The retrial was ordered by the Maribor Higher Court in April because six instead of just five judges ruled on the case.

This is why the retrial now started in front of a new panel led by judge Katja Kolarič, while the indictment remains unchanged.

When the Ptuj court pronounced the ruling in December 2021, Drevenšek became the first person to get life imprisonment after it was reintroduced into the Slovenian criminal code in 2008.

He was found guilty of murdering his former spouse and of then going to her parents' home next door to murder them in front of his four-year-old son on Christmas 2020.

He is charged with three counts of murder, committed with a knife in an insidious way and out of spite, and of abuse of a minor and of cruel treatment.

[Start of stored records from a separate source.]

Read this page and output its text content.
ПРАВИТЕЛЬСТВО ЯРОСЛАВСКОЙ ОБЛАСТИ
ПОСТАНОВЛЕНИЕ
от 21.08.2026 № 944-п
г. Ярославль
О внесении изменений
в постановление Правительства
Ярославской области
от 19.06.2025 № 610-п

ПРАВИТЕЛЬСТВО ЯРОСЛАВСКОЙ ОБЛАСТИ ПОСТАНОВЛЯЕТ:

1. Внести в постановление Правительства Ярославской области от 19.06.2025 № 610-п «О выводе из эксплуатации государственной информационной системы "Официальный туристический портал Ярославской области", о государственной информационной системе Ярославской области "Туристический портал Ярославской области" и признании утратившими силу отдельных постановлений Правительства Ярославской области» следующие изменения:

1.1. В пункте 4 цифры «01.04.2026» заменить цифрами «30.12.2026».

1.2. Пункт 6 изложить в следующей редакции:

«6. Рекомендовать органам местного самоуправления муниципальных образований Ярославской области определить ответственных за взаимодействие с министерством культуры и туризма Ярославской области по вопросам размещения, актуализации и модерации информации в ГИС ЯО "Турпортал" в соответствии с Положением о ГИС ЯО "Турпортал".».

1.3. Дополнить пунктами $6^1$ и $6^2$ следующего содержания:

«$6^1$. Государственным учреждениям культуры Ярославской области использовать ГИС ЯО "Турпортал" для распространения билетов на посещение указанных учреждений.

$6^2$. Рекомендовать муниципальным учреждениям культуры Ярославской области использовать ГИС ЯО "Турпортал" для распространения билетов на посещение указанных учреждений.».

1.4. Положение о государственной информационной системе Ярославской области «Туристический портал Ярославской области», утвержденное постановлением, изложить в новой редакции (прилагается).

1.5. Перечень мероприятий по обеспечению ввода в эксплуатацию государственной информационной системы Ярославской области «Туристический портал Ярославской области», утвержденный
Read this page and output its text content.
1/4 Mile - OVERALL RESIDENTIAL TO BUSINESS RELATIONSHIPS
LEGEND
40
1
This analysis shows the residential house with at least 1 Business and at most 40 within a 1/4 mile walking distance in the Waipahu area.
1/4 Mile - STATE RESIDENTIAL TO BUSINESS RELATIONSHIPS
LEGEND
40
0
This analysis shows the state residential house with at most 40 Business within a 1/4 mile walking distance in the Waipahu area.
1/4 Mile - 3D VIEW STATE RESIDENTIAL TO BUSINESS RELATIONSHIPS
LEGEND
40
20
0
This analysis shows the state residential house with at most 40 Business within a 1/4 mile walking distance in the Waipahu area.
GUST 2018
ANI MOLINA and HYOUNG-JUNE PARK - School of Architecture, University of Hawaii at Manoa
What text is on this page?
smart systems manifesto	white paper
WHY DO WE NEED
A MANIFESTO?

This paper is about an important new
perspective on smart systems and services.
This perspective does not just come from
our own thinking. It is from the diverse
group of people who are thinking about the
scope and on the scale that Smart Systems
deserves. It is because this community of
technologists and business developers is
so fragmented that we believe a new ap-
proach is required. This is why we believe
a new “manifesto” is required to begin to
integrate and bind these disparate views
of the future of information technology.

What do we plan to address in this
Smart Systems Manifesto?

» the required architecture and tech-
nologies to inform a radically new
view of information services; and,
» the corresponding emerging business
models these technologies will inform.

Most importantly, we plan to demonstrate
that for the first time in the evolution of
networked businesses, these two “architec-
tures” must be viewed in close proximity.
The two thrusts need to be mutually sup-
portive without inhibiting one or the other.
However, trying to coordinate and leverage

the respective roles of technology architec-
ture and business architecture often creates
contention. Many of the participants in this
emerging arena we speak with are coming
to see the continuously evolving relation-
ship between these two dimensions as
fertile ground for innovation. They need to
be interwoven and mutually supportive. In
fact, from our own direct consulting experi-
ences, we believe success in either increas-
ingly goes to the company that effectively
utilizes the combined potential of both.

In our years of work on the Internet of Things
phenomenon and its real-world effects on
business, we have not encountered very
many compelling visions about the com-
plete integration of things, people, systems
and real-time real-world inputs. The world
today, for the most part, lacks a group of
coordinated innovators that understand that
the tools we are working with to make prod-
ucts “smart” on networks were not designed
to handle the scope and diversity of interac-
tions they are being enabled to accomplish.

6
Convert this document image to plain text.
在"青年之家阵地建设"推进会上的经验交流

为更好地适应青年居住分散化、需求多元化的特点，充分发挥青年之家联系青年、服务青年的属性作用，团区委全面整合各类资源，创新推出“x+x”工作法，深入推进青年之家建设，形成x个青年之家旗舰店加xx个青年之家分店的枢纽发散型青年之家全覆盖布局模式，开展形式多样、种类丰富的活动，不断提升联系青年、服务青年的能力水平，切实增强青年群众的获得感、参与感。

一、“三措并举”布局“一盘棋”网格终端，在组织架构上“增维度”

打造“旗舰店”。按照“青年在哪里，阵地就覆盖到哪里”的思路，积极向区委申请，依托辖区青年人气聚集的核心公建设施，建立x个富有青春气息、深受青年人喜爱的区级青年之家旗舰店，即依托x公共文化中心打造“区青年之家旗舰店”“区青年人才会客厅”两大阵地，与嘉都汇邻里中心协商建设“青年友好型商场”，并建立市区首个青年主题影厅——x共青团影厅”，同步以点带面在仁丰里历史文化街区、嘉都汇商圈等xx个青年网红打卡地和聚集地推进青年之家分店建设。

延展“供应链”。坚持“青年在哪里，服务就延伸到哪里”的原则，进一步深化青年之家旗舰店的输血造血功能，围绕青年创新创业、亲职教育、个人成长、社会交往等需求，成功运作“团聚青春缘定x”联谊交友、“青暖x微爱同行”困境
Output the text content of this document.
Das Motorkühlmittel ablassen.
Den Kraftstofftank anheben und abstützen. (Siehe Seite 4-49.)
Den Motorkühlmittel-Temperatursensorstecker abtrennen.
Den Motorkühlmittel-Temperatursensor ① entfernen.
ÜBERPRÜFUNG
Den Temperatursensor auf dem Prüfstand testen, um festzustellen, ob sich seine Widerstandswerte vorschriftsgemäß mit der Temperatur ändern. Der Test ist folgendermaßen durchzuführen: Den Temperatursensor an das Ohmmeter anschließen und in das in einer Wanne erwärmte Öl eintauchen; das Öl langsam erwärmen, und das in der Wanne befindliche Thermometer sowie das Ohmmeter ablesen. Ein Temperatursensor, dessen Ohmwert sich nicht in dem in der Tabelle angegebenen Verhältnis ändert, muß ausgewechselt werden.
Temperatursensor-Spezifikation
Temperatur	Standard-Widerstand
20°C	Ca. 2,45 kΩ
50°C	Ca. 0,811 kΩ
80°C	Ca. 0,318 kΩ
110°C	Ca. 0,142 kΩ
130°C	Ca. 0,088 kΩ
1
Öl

Drevenšek is accused of committing the murders to prevent the partner, who wanted to divorce him, from splitting their assets and keeping the house.

At the first trail, he initially refused to take the stand but eventually admitted to have committed the murders just before the verdict was delivered.

This time around, he opted for a different strategy - he will try to persuade the court that he does not remember the crimes which resulted from his alcohol abuse.

He told the court today that he does not remember the month of December 2020, or events a few weeks after the murders, when he was already in detention.

Drevenšek also changed his initial statements made during the investigation about his former partner's family showing contempt for him and insulting him.

He now said his former partner had always stood by his side and tried to persuade him to get treatment, but no psychiatric hospital would admit new patients during the coronavirus epidemic.

"To this day, I don't know what happened to me and I never will. I had never committed an offence in my life, I would not even step on an ant," the defendant said.

He said he would respect the court's decision to include a forensic expert in the trial, something that was not done in the first trial.

"No one has yet commented on how a person can do such a thing and how long-term intoxication affects it. I don't even remember what happened," Drevenšek said.

Similarly, his defence lawyer Andrej Kac said that it is clear what had happened but it is not clear what had led to the bloody acts.

He proposed that the court appoint several experts to take the stand and to again hear 17 witnesses, which the court agreed to do.